Я была совершенно духовно заброшенная девочка, очень быстрая и большая проказница. Но в меня закралась искра любопытства сходить в Чернигов в монастырь и присмотреть­ся к жизни насельниц его.

И когда люди верующие собрались идти, решила и я сле­довать за ними пешком сорокапятикилометровую дорогу. Прибыв в Троицкий монастырь, мы поместились по кельям знакомых матушек. Насладив душу прекрасным пением и молитвой (в праздник Рождества Пресвятой Богородицы и святителя Феодосия), мои паломницы, которых было человек двадцать, благоговейно собрались уходить домой, побывав не раз у батюшки на утешительной беседе и, конечно, на испо­веди. Я была лишена всего этого, а только молча наблюдала, как они сговаривались идти за напутственным благословени­ем к старцу, а меня оставляли сзади незамеченной. Это меня огорчило, но я держала себя как могла. Одна матушка — Аполлинария имя ее (упокой, Господи, душу ее) — заметила мое смущение и пригласила следовать за ней. Мы подходили последними. Когда я подошла за благословением, батюшка положил свою руку мне на голову, поцеловал меня в голову и ласково произнес: «Вот умница, что пришла! Походишь и бу­дешь наша». Благословил меня большой просфорой, а всех — крестиками.

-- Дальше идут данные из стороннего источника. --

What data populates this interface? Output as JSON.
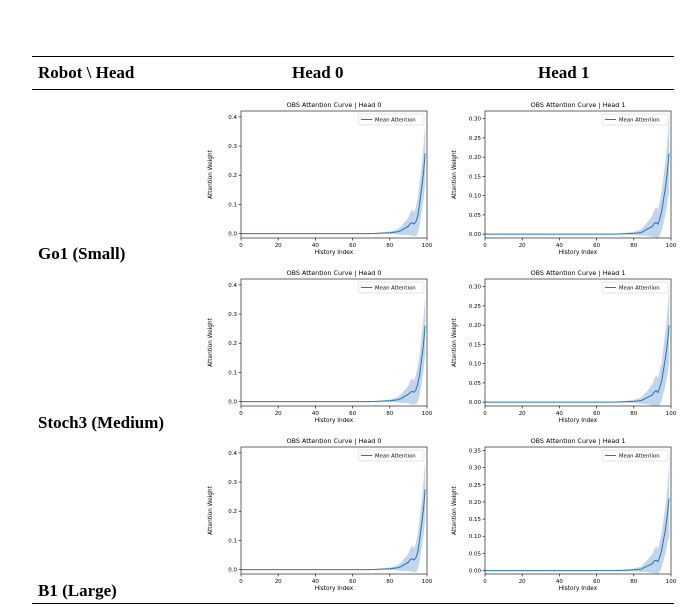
{
  "table": {
    "headers": [
      "Robot \\ Head",
      "Head 0",
      "Head 1"
    ],
    "rows": [
      "Go1 (Small)",
      "Stoch3 (Medium)",
      "B1 (Large)"
    ]
  },
  "chart_data": [
    {
      "type": "line",
      "panel": "Go1-Head0",
      "title": "OBS Attention Curve | Head 0",
      "xlabel": "History Index",
      "ylabel": "Attention Weight",
      "xlim": [
        0,
        100
      ],
      "ylim": [
        -0.015,
        0.42
      ],
      "xticks": [
        0,
        20,
        40,
        60,
        80,
        100
      ],
      "yticks": [
        0.0,
        0.1,
        0.2,
        0.3,
        0.4
      ],
      "ytick_labels": [
        "0.0",
        "0.1",
        "0.2",
        "0.3",
        "0.4"
      ],
      "legend_position": "upper-right",
      "grid": false,
      "series": [
        {
          "name": "Mean Attention",
          "color": "#1f77b4",
          "band_color": "#aec7e8",
          "x": [
            0,
            70,
            80,
            84,
            86,
            88,
            90,
            91,
            92,
            93,
            94,
            95,
            96,
            97,
            98,
            99
          ],
          "values": [
            0.0,
            0.0,
            0.003,
            0.006,
            0.01,
            0.018,
            0.025,
            0.034,
            0.037,
            0.033,
            0.04,
            0.06,
            0.1,
            0.15,
            0.2,
            0.275
          ],
          "band": [
            0.0,
            0.0,
            0.004,
            0.009,
            0.015,
            0.022,
            0.03,
            0.04,
            0.045,
            0.04,
            0.05,
            0.06,
            0.07,
            0.08,
            0.09,
            0.1
          ]
        }
      ]
    },
    {
      "type": "line",
      "panel": "Go1-Head1",
      "title": "OBS Attention Curve | Head 1",
      "xlabel": "History Index",
      "ylabel": "Attention Weight",
      "xlim": [
        0,
        100
      ],
      "ylim": [
        -0.01,
        0.32
      ],
      "xticks": [
        0,
        20,
        40,
        60,
        80,
        100
      ],
      "yticks": [
        0.0,
        0.05,
        0.1,
        0.15,
        0.2,
        0.25,
        0.3
      ],
      "ytick_labels": [
        "0.00",
        "0.05",
        "0.10",
        "0.15",
        "0.20",
        "0.25",
        "0.30"
      ],
      "legend_position": "upper-right",
      "grid": false,
      "series": [
        {
          "name": "Mean Attention",
          "color": "#1f77b4",
          "band_color": "#aec7e8",
          "x": [
            0,
            70,
            80,
            84,
            86,
            88,
            90,
            91,
            92,
            93,
            94,
            95,
            96,
            97,
            98,
            99
          ],
          "values": [
            0.0,
            0.0,
            0.002,
            0.004,
            0.01,
            0.015,
            0.02,
            0.028,
            0.03,
            0.026,
            0.04,
            0.06,
            0.09,
            0.12,
            0.16,
            0.21
          ],
          "band": [
            0.0,
            0.0,
            0.004,
            0.008,
            0.014,
            0.02,
            0.028,
            0.035,
            0.04,
            0.038,
            0.045,
            0.05,
            0.06,
            0.07,
            0.08,
            0.1
          ]
        }
      ]
    },
    {
      "type": "line",
      "panel": "Stoch3-Head0",
      "title": "OBS Attention Curve | Head 0",
      "xlabel": "History Index",
      "ylabel": "Attention Weight",
      "xlim": [
        0,
        100
      ],
      "ylim": [
        -0.015,
        0.42
      ],
      "xticks": [
        0,
        20,
        40,
        60,
        80,
        100
      ],
      "yticks": [
        0.0,
        0.1,
        0.2,
        0.3,
        0.4
      ],
      "ytick_labels": [
        "0.0",
        "0.1",
        "0.2",
        "0.3",
        "0.4"
      ],
      "legend_position": "upper-right",
      "grid": false,
      "series": [
        {
          "name": "Mean Attention",
          "color": "#1f77b4",
          "band_color": "#aec7e8",
          "x": [
            0,
            70,
            80,
            84,
            86,
            88,
            90,
            91,
            92,
            93,
            94,
            95,
            96,
            97,
            98,
            99
          ],
          "values": [
            0.0,
            0.0,
            0.003,
            0.006,
            0.01,
            0.018,
            0.025,
            0.032,
            0.035,
            0.032,
            0.04,
            0.06,
            0.09,
            0.14,
            0.19,
            0.26
          ],
          "band": [
            0.0,
            0.0,
            0.004,
            0.009,
            0.015,
            0.022,
            0.03,
            0.04,
            0.045,
            0.04,
            0.05,
            0.06,
            0.07,
            0.08,
            0.09,
            0.1
          ]
        }
      ]
    },
    {
      "type": "line",
      "panel": "Stoch3-Head1",
      "title": "OBS Attention Curve | Head 1",
      "xlabel": "History Index",
      "ylabel": "Attention Weight",
      "xlim": [
        0,
        100
      ],
      "ylim": [
        -0.01,
        0.32
      ],
      "xticks": [
        0,
        20,
        40,
        60,
        80,
        100
      ],
      "yticks": [
        0.0,
        0.05,
        0.1,
        0.15,
        0.2,
        0.25,
        0.3
      ],
      "ytick_labels": [
        "0.00",
        "0.05",
        "0.10",
        "0.15",
        "0.20",
        "0.25",
        "0.30"
      ],
      "legend_position": "upper-right",
      "grid": false,
      "series": [
        {
          "name": "Mean Attention",
          "color": "#1f77b4",
          "band_color": "#aec7e8",
          "x": [
            0,
            70,
            80,
            84,
            86,
            88,
            90,
            91,
            92,
            93,
            94,
            95,
            96,
            97,
            98,
            99
          ],
          "values": [
            0.0,
            0.0,
            0.002,
            0.004,
            0.009,
            0.014,
            0.019,
            0.026,
            0.03,
            0.025,
            0.038,
            0.055,
            0.085,
            0.115,
            0.15,
            0.2
          ],
          "band": [
            0.0,
            0.0,
            0.004,
            0.008,
            0.014,
            0.02,
            0.028,
            0.035,
            0.04,
            0.038,
            0.045,
            0.05,
            0.06,
            0.07,
            0.08,
            0.1
          ]
        }
      ]
    },
    {
      "type": "line",
      "panel": "B1-Head0",
      "title": "OBS Attention Curve | Head 0",
      "xlabel": "History Index",
      "ylabel": "Attention Weight",
      "xlim": [
        0,
        100
      ],
      "ylim": [
        -0.015,
        0.42
      ],
      "xticks": [
        0,
        20,
        40,
        60,
        80,
        100
      ],
      "yticks": [
        0.0,
        0.1,
        0.2,
        0.3,
        0.4
      ],
      "ytick_labels": [
        "0.0",
        "0.1",
        "0.2",
        "0.3",
        "0.4"
      ],
      "legend_position": "upper-right",
      "grid": false,
      "series": [
        {
          "name": "Mean Attention",
          "color": "#1f77b4",
          "band_color": "#aec7e8",
          "x": [
            0,
            70,
            80,
            84,
            86,
            88,
            90,
            91,
            92,
            93,
            94,
            95,
            96,
            97,
            98,
            99
          ],
          "values": [
            0.0,
            0.0,
            0.003,
            0.006,
            0.01,
            0.018,
            0.025,
            0.034,
            0.037,
            0.033,
            0.04,
            0.06,
            0.1,
            0.15,
            0.2,
            0.275
          ],
          "band": [
            0.0,
            0.0,
            0.004,
            0.009,
            0.015,
            0.022,
            0.03,
            0.04,
            0.045,
            0.04,
            0.05,
            0.06,
            0.07,
            0.08,
            0.09,
            0.1
          ]
        }
      ]
    },
    {
      "type": "line",
      "panel": "B1-Head1",
      "title": "OBS Attention Curve | Head 1",
      "xlabel": "History Index",
      "ylabel": "Attention Weight",
      "xlim": [
        0,
        100
      ],
      "ylim": [
        -0.01,
        0.36
      ],
      "xticks": [
        0,
        20,
        40,
        60,
        80,
        100
      ],
      "yticks": [
        0.0,
        0.05,
        0.1,
        0.15,
        0.2,
        0.25,
        0.3,
        0.35
      ],
      "ytick_labels": [
        "0.00",
        "0.05",
        "0.10",
        "0.15",
        "0.20",
        "0.25",
        "0.30",
        "0.35"
      ],
      "legend_position": "upper-right",
      "grid": false,
      "series": [
        {
          "name": "Mean Attention",
          "color": "#1f77b4",
          "band_color": "#aec7e8",
          "x": [
            0,
            70,
            80,
            84,
            86,
            88,
            90,
            91,
            92,
            93,
            94,
            95,
            96,
            97,
            98,
            99
          ],
          "values": [
            0.0,
            0.0,
            0.002,
            0.004,
            0.01,
            0.015,
            0.02,
            0.028,
            0.03,
            0.026,
            0.04,
            0.06,
            0.09,
            0.12,
            0.16,
            0.21
          ],
          "band": [
            0.0,
            0.0,
            0.004,
            0.008,
            0.014,
            0.02,
            0.028,
            0.035,
            0.04,
            0.038,
            0.045,
            0.05,
            0.06,
            0.07,
            0.08,
            0.11
          ]
        }
      ]
    }
  ]
}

На меня напал какой-то неведомый мне доселе радостный трепет. С этого момента я начала как бы духовно формиро­ваться. Начала ходить в церковь, петь на клиросе. Меня тяну­ло в Чернигов, где я устроилась со временем на работу. Жила в монастыре и руководилась батюшкой.

Однажды мой начальник по работе предложил мне пере­ходить в школу ФЗО. Я спросила у батюшки, как быть. Ба­тюшка утвердительно сказал: «Валяй! Беги бегом и переходи в школу!» Я, получив благословение, не спеша отошла. А ба­тюшка все свое: «Я тебе сказал: беги бегом!» Ощутив какое-то безпокойство на душе, я немедленно прибежала к начальни­ку и изъявила свое желание поступить в школу.

Недели через три пришел приказ нашему участку выехать на Урал в Свердловскую область. Все мои сотрудники уехали, а я осталась на месте. Тогда я поняла, почему батюшка сказал мне «бежать».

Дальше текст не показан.